[plug] handling failed non-redundant storage in a server

Thu Feb 12 11:48:52 WST 2004

On Thu, 2004-02-12 at 11:34, James Devenish wrote:
> Since the load number basically indicates processes that are queued (not
> sure what it truly indicates under Linux), it is possible to have a high
> load average without noticeably slow performance, if those processes
> don't have long-lasting I/O or computation requirements.
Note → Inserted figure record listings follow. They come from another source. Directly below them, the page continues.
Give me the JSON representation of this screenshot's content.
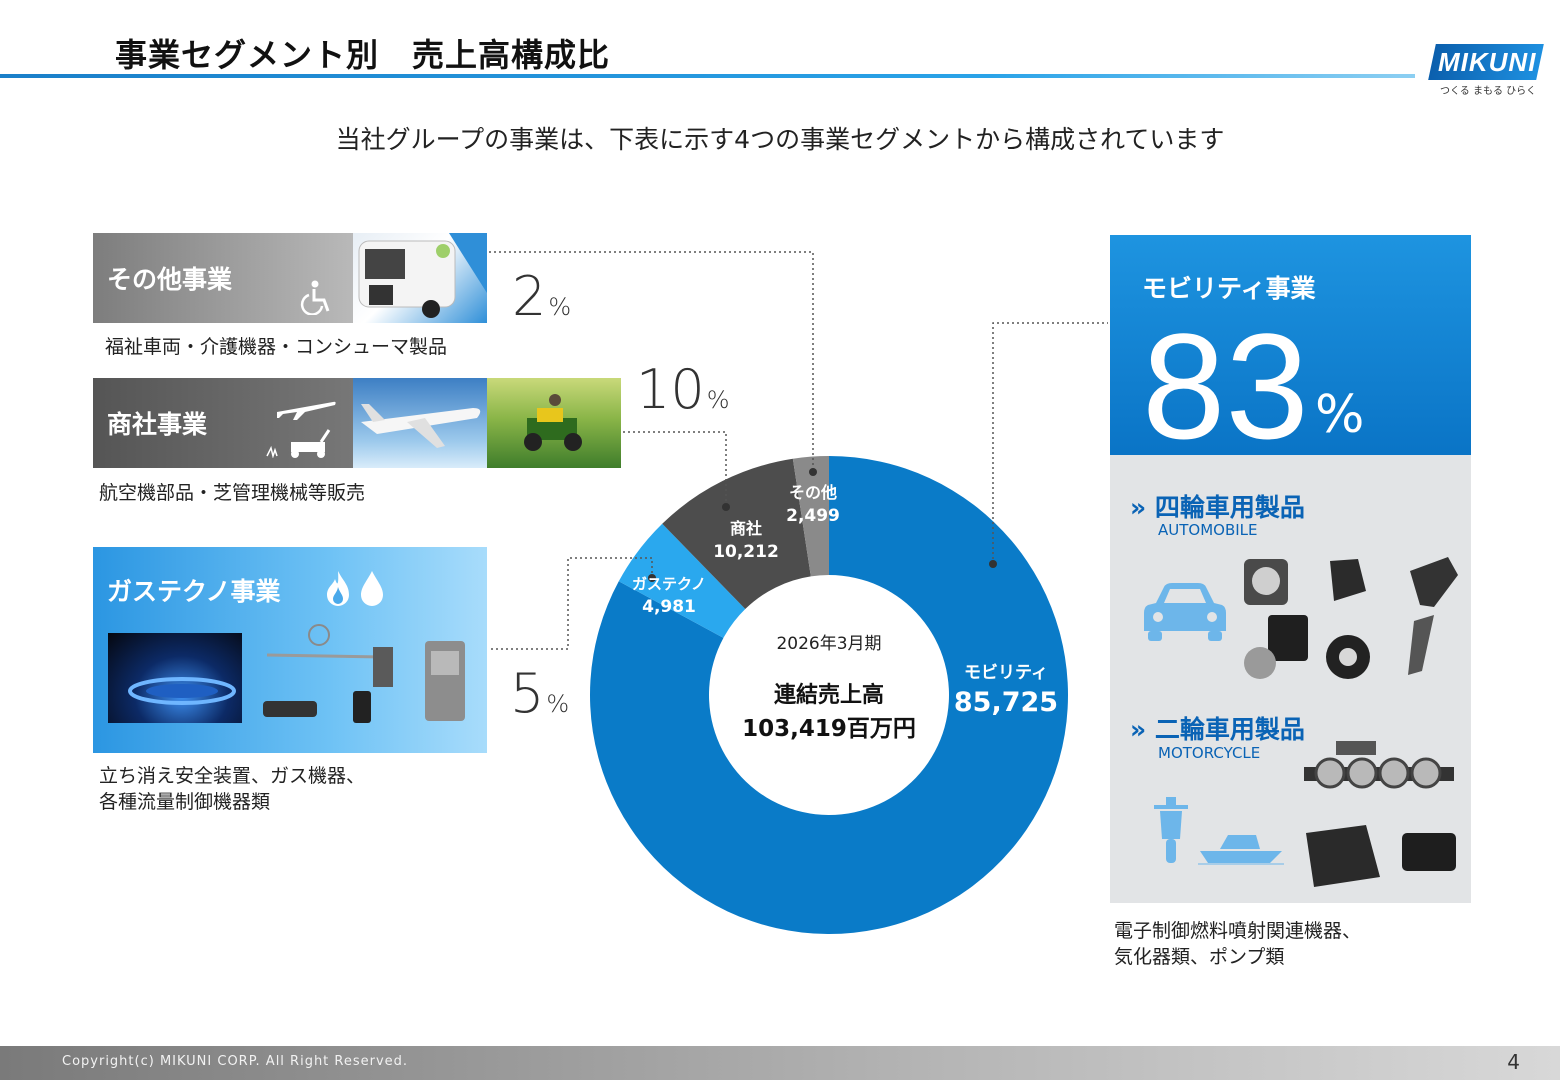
{
  "header": {
    "title": "事業セグメント別　売上高構成比",
    "logo_text": "MIKUNI",
    "logo_tagline": "つくる まもる ひらく"
  },
  "subtitle": "当社グループの事業は、下表に示す4つの事業セグメントから構成されています",
  "segments": {
    "other": {
      "name": "その他事業",
      "pct": "2",
      "pct_unit": "%",
      "desc": "福祉車両・介護機器・コンシューマ製品"
    },
    "trading": {
      "name": "商社事業",
      "pct": "10",
      "pct_unit": "%",
      "desc": "航空機部品・芝管理機械等販売"
    },
    "gas": {
      "name": "ガステクノ事業",
      "pct": "5",
      "pct_unit": "%",
      "desc_line1": "立ち消え安全装置、ガス機器、",
      "desc_line2": "各種流量制御機器類"
    },
    "mobility": {
      "name": "モビリティ事業",
      "pct": "83",
      "pct_unit": "%",
      "sub1": "» 四輪車用製品",
      "sub1_en": "AUTOMOBILE",
      "sub2": "» 二輪車用製品",
      "sub2_en": "MOTORCYCLE",
      "desc_line1": "電子制御燃料噴射関連機器、",
      "desc_line2": "気化器類、ポンプ類"
    }
  },
  "chart_data": {
    "type": "pie",
    "title": "",
    "center_period": "2026年3月期",
    "center_label": "連結売上高",
    "center_value": "103,419百万円",
    "total": 103419,
    "slices": [
      {
        "label": "モビリティ",
        "value": 85725,
        "value_text": "85,725",
        "color": "#0a7bc8"
      },
      {
        "label": "ガステクノ",
        "value": 4981,
        "value_text": "4,981",
        "color": "#2aa8ee"
      },
      {
        "label": "商社",
        "value": 10212,
        "value_text": "10,212",
        "color": "#4d4d4d"
      },
      {
        "label": "その他",
        "value": 2499,
        "value_text": "2,499",
        "color": "#8a8a8a"
      }
    ]
  },
  "footer": {
    "copyright": "Copyright(c) MIKUNI CORP. All Right Reserved.",
    "page": "4"
  },
  "icons": [
    "wheelchair-icon",
    "airplane-icon",
    "lawnmower-icon",
    "flame-icon",
    "water-drop-icon",
    "car-icon",
    "motorcycle-icon",
    "boat-icon"
  ]
}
I guess, in
> your case, the hung processes are 'in the middle of something' but each
> time the kernel looks at those processes, it decides to ignore them and
> try again later.

Thanks for the explanation - I'd never clearly understood what, exactly,
the load average meant.

>  Would prefer to have
> programmes die "cleanly" with 'file not found' than hang.
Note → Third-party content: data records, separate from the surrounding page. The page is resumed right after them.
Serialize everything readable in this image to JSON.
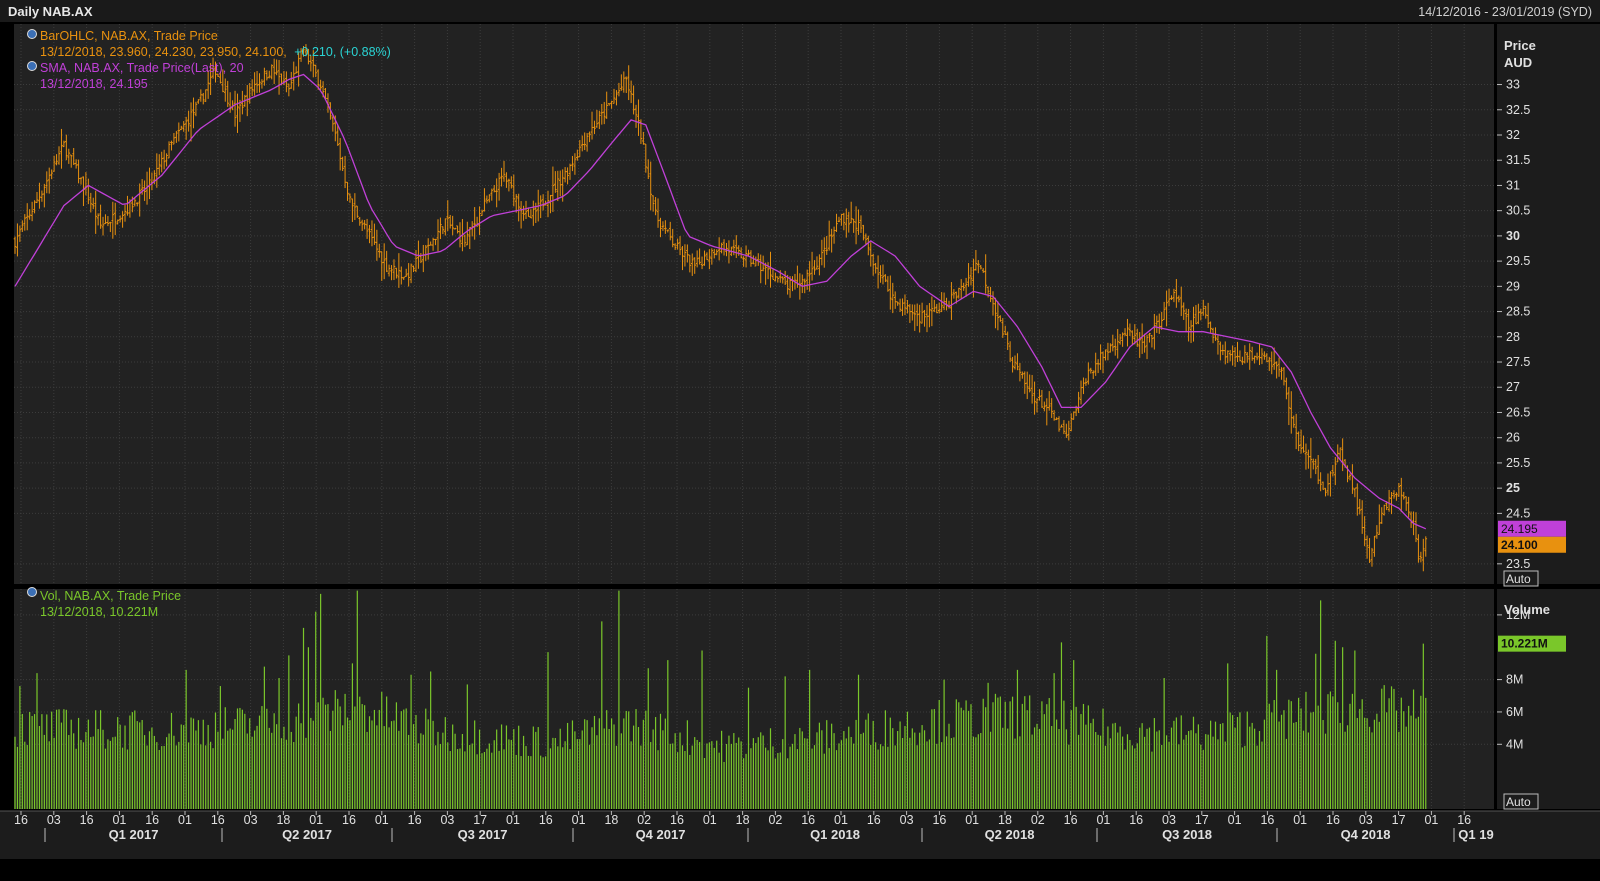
{
  "header": {
    "title": "Daily NAB.AX",
    "date_range": "14/12/2016 - 23/01/2019 (SYD)"
  },
  "colors": {
    "background": "#222222",
    "frame": "#000000",
    "grid": "#3c3c3c",
    "price_bars": "#e8910f",
    "sma_line": "#c040d8",
    "volume_bars": "#7ac72a",
    "legend_text": "#e8910f",
    "change_text": "#2ad4d4",
    "sma_text": "#c040d8",
    "volume_text": "#7ac72a"
  },
  "legend": {
    "ohlc_title": "BarOHLC, NAB.AX, Trade Price",
    "ohlc_values": "13/12/2018, 23.960, 24.230, 23.950, 24.100,",
    "ohlc_change": "+0.210, (+0.88%)",
    "sma_title": "SMA, NAB.AX, Trade Price(Last),  20",
    "sma_values": "13/12/2018, 24.195",
    "vol_title": "Vol, NAB.AX, Trade Price",
    "vol_values": "13/12/2018, 10.221M"
  },
  "price_axis": {
    "title": "Price",
    "unit": "AUD",
    "auto_label": "Auto",
    "last_sma": "24.195",
    "last_price": "24.100"
  },
  "volume_axis": {
    "title": "Volume",
    "auto_label": "Auto",
    "last_volume": "10.221M"
  },
  "chart_data": {
    "type": "ohlc-bar-with-sma-and-volume",
    "symbol": "NAB.AX",
    "price_ylim": [
      23.1,
      34.2
    ],
    "price_ticks": [
      {
        "v": 23.5,
        "label": "23.5",
        "bold": false
      },
      {
        "v": 24.5,
        "label": "24.5",
        "bold": false
      },
      {
        "v": 25,
        "label": "25",
        "bold": true
      },
      {
        "v": 25.5,
        "label": "25.5",
        "bold": false
      },
      {
        "v": 26,
        "label": "26",
        "bold": false
      },
      {
        "v": 26.5,
        "label": "26.5",
        "bold": false
      },
      {
        "v": 27,
        "label": "27",
        "bold": false
      },
      {
        "v": 27.5,
        "label": "27.5",
        "bold": false
      },
      {
        "v": 28,
        "label": "28",
        "bold": false
      },
      {
        "v": 28.5,
        "label": "28.5",
        "bold": false
      },
      {
        "v": 29,
        "label": "29",
        "bold": false
      },
      {
        "v": 29.5,
        "label": "29.5",
        "bold": false
      },
      {
        "v": 30,
        "label": "30",
        "bold": true
      },
      {
        "v": 30.5,
        "label": "30.5",
        "bold": false
      },
      {
        "v": 31,
        "label": "31",
        "bold": false
      },
      {
        "v": 31.5,
        "label": "31.5",
        "bold": false
      },
      {
        "v": 32,
        "label": "32",
        "bold": false
      },
      {
        "v": 32.5,
        "label": "32.5",
        "bold": false
      },
      {
        "v": 33,
        "label": "33",
        "bold": false
      }
    ],
    "volume_ylim": [
      0,
      13.6
    ],
    "volume_ticks": [
      {
        "v": 4,
        "label": "4M"
      },
      {
        "v": 6,
        "label": "6M"
      },
      {
        "v": 8,
        "label": "8M"
      },
      {
        "v": 12,
        "label": "12M"
      }
    ],
    "x_tick_labels": [
      "16",
      "03",
      "16",
      "01",
      "16",
      "01",
      "16",
      "03",
      "18",
      "01",
      "16",
      "01",
      "16",
      "03",
      "17",
      "01",
      "16",
      "01",
      "18",
      "02",
      "16",
      "01",
      "18",
      "02",
      "16",
      "01",
      "16",
      "03",
      "16",
      "01",
      "18",
      "02",
      "16",
      "01",
      "16",
      "03",
      "17",
      "01",
      "16",
      "01",
      "16",
      "03",
      "17",
      "01",
      "16"
    ],
    "quarter_labels": [
      "Q1 2017",
      "Q2 2017",
      "Q3 2017",
      "Q4 2017",
      "Q1 2018",
      "Q2 2018",
      "Q3 2018",
      "Q4 2018",
      "Q1 19"
    ],
    "price_path": [
      [
        0,
        29.9
      ],
      [
        10,
        30.8
      ],
      [
        20,
        31.8
      ],
      [
        28,
        31.0
      ],
      [
        35,
        30.2
      ],
      [
        45,
        30.5
      ],
      [
        55,
        31.0
      ],
      [
        65,
        31.9
      ],
      [
        75,
        32.6
      ],
      [
        82,
        33.3
      ],
      [
        90,
        32.4
      ],
      [
        98,
        33.0
      ],
      [
        105,
        33.3
      ],
      [
        112,
        32.9
      ],
      [
        118,
        33.7
      ],
      [
        125,
        33.0
      ],
      [
        131,
        32.0
      ],
      [
        137,
        30.7
      ],
      [
        145,
        30.0
      ],
      [
        152,
        29.4
      ],
      [
        160,
        29.2
      ],
      [
        168,
        29.7
      ],
      [
        176,
        30.3
      ],
      [
        184,
        29.9
      ],
      [
        192,
        30.6
      ],
      [
        200,
        31.2
      ],
      [
        210,
        30.3
      ],
      [
        218,
        30.8
      ],
      [
        226,
        31.3
      ],
      [
        234,
        32.0
      ],
      [
        242,
        32.5
      ],
      [
        250,
        33.1
      ],
      [
        256,
        32.0
      ],
      [
        262,
        30.4
      ],
      [
        270,
        29.8
      ],
      [
        278,
        29.4
      ],
      [
        288,
        29.8
      ],
      [
        298,
        29.6
      ],
      [
        308,
        29.3
      ],
      [
        316,
        29.0
      ],
      [
        322,
        29.1
      ],
      [
        330,
        29.6
      ],
      [
        338,
        30.4
      ],
      [
        345,
        30.2
      ],
      [
        352,
        29.4
      ],
      [
        360,
        28.7
      ],
      [
        370,
        28.4
      ],
      [
        380,
        28.6
      ],
      [
        388,
        29.0
      ],
      [
        394,
        29.5
      ],
      [
        400,
        28.7
      ],
      [
        408,
        27.5
      ],
      [
        415,
        26.9
      ],
      [
        422,
        26.6
      ],
      [
        430,
        26.0
      ],
      [
        438,
        27.2
      ],
      [
        446,
        27.7
      ],
      [
        454,
        28.1
      ],
      [
        462,
        27.8
      ],
      [
        468,
        28.3
      ],
      [
        474,
        28.9
      ],
      [
        480,
        28.2
      ],
      [
        486,
        28.5
      ],
      [
        494,
        27.7
      ],
      [
        502,
        27.6
      ],
      [
        510,
        27.7
      ],
      [
        518,
        27.3
      ],
      [
        524,
        26.0
      ],
      [
        530,
        25.5
      ],
      [
        536,
        25.0
      ],
      [
        542,
        25.7
      ],
      [
        548,
        24.9
      ],
      [
        554,
        23.6
      ],
      [
        560,
        24.6
      ],
      [
        566,
        25.0
      ],
      [
        572,
        24.3
      ],
      [
        574,
        23.5
      ],
      [
        577,
        24.1
      ]
    ],
    "sma_path": [
      [
        0,
        29.0
      ],
      [
        20,
        30.6
      ],
      [
        30,
        31.0
      ],
      [
        45,
        30.6
      ],
      [
        60,
        31.2
      ],
      [
        75,
        32.1
      ],
      [
        90,
        32.6
      ],
      [
        105,
        32.9
      ],
      [
        112,
        33.1
      ],
      [
        118,
        33.2
      ],
      [
        125,
        32.9
      ],
      [
        135,
        31.9
      ],
      [
        145,
        30.6
      ],
      [
        155,
        29.8
      ],
      [
        165,
        29.6
      ],
      [
        175,
        29.7
      ],
      [
        185,
        30.1
      ],
      [
        195,
        30.4
      ],
      [
        205,
        30.5
      ],
      [
        215,
        30.6
      ],
      [
        225,
        30.8
      ],
      [
        235,
        31.3
      ],
      [
        245,
        31.9
      ],
      [
        252,
        32.3
      ],
      [
        258,
        32.2
      ],
      [
        265,
        31.3
      ],
      [
        275,
        30.0
      ],
      [
        285,
        29.8
      ],
      [
        300,
        29.6
      ],
      [
        312,
        29.3
      ],
      [
        322,
        29.0
      ],
      [
        332,
        29.1
      ],
      [
        342,
        29.6
      ],
      [
        350,
        29.9
      ],
      [
        360,
        29.6
      ],
      [
        370,
        29.0
      ],
      [
        382,
        28.6
      ],
      [
        392,
        28.9
      ],
      [
        400,
        28.8
      ],
      [
        410,
        28.2
      ],
      [
        420,
        27.4
      ],
      [
        428,
        26.6
      ],
      [
        436,
        26.6
      ],
      [
        446,
        27.1
      ],
      [
        456,
        27.8
      ],
      [
        466,
        28.2
      ],
      [
        476,
        28.1
      ],
      [
        486,
        28.1
      ],
      [
        496,
        28.0
      ],
      [
        506,
        27.9
      ],
      [
        514,
        27.8
      ],
      [
        522,
        27.3
      ],
      [
        530,
        26.5
      ],
      [
        538,
        25.8
      ],
      [
        548,
        25.2
      ],
      [
        558,
        24.8
      ],
      [
        566,
        24.6
      ],
      [
        572,
        24.3
      ],
      [
        577,
        24.195
      ]
    ],
    "volume_envelope": [
      [
        0,
        5.2
      ],
      [
        60,
        5.0
      ],
      [
        110,
        5.5
      ],
      [
        140,
        6.5
      ],
      [
        170,
        5.0
      ],
      [
        220,
        4.2
      ],
      [
        250,
        5.5
      ],
      [
        290,
        4.0
      ],
      [
        330,
        4.5
      ],
      [
        370,
        5.5
      ],
      [
        410,
        6.0
      ],
      [
        450,
        5.0
      ],
      [
        490,
        4.8
      ],
      [
        520,
        5.8
      ],
      [
        550,
        6.5
      ],
      [
        577,
        6.0
      ]
    ],
    "volume_spikes": [
      [
        2,
        7.6
      ],
      [
        9,
        8.4
      ],
      [
        70,
        8.6
      ],
      [
        84,
        7.6
      ],
      [
        102,
        8.8
      ],
      [
        108,
        8.1
      ],
      [
        112,
        9.5
      ],
      [
        118,
        11.2
      ],
      [
        120,
        10.0
      ],
      [
        123,
        12.2
      ],
      [
        125,
        13.3
      ],
      [
        138,
        9.0
      ],
      [
        140,
        13.5
      ],
      [
        162,
        8.3
      ],
      [
        170,
        8.5
      ],
      [
        185,
        7.7
      ],
      [
        218,
        9.7
      ],
      [
        240,
        11.6
      ],
      [
        247,
        13.5
      ],
      [
        259,
        8.7
      ],
      [
        267,
        9.2
      ],
      [
        281,
        9.8
      ],
      [
        300,
        7.5
      ],
      [
        315,
        8.2
      ],
      [
        325,
        8.6
      ],
      [
        345,
        8.3
      ],
      [
        380,
        8.0
      ],
      [
        398,
        7.8
      ],
      [
        410,
        8.6
      ],
      [
        425,
        8.4
      ],
      [
        428,
        10.3
      ],
      [
        433,
        9.2
      ],
      [
        470,
        8.1
      ],
      [
        496,
        9.0
      ],
      [
        512,
        10.7
      ],
      [
        516,
        8.6
      ],
      [
        532,
        9.6
      ],
      [
        534,
        12.9
      ],
      [
        540,
        10.4
      ],
      [
        543,
        10.0
      ],
      [
        548,
        9.8
      ],
      [
        576,
        10.221
      ]
    ],
    "last_bar": {
      "date": "13/12/2018",
      "open": 23.96,
      "high": 24.23,
      "low": 23.95,
      "close": 24.1,
      "change": 0.21,
      "change_pct": 0.88,
      "sma20": 24.195,
      "volume_millions": 10.221
    }
  }
}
There are times when it's appropriate for a program to hang. For one
thing, the kernel doesn't know if the device will be coming back - it
could be temporarily misbehaving, could be being spun up after going
into sleep mode and taking a while to do it, etc. 

A way for the admin to designate a device 'dead' would be nice. The
kernel would then switch to reporting I/O errors on access attempts
instead of blocking processes. An optional timeout to switch
non-responding devices over to 'dead' mode would also be useful.

> You clearly work in a noisy environment! Do you have your own streaming
> audio server that we can connect to, in order to listen in on your
> workplace? ;-)

It just wouldn't be the same with a volume control. Hmm... I think I
want one of those for here!

It's not really /that/ noisy, but for a long term work environment it's
very uncomfortable. Sufficiently so that I prefer to work with earplugs.

Craig Ringer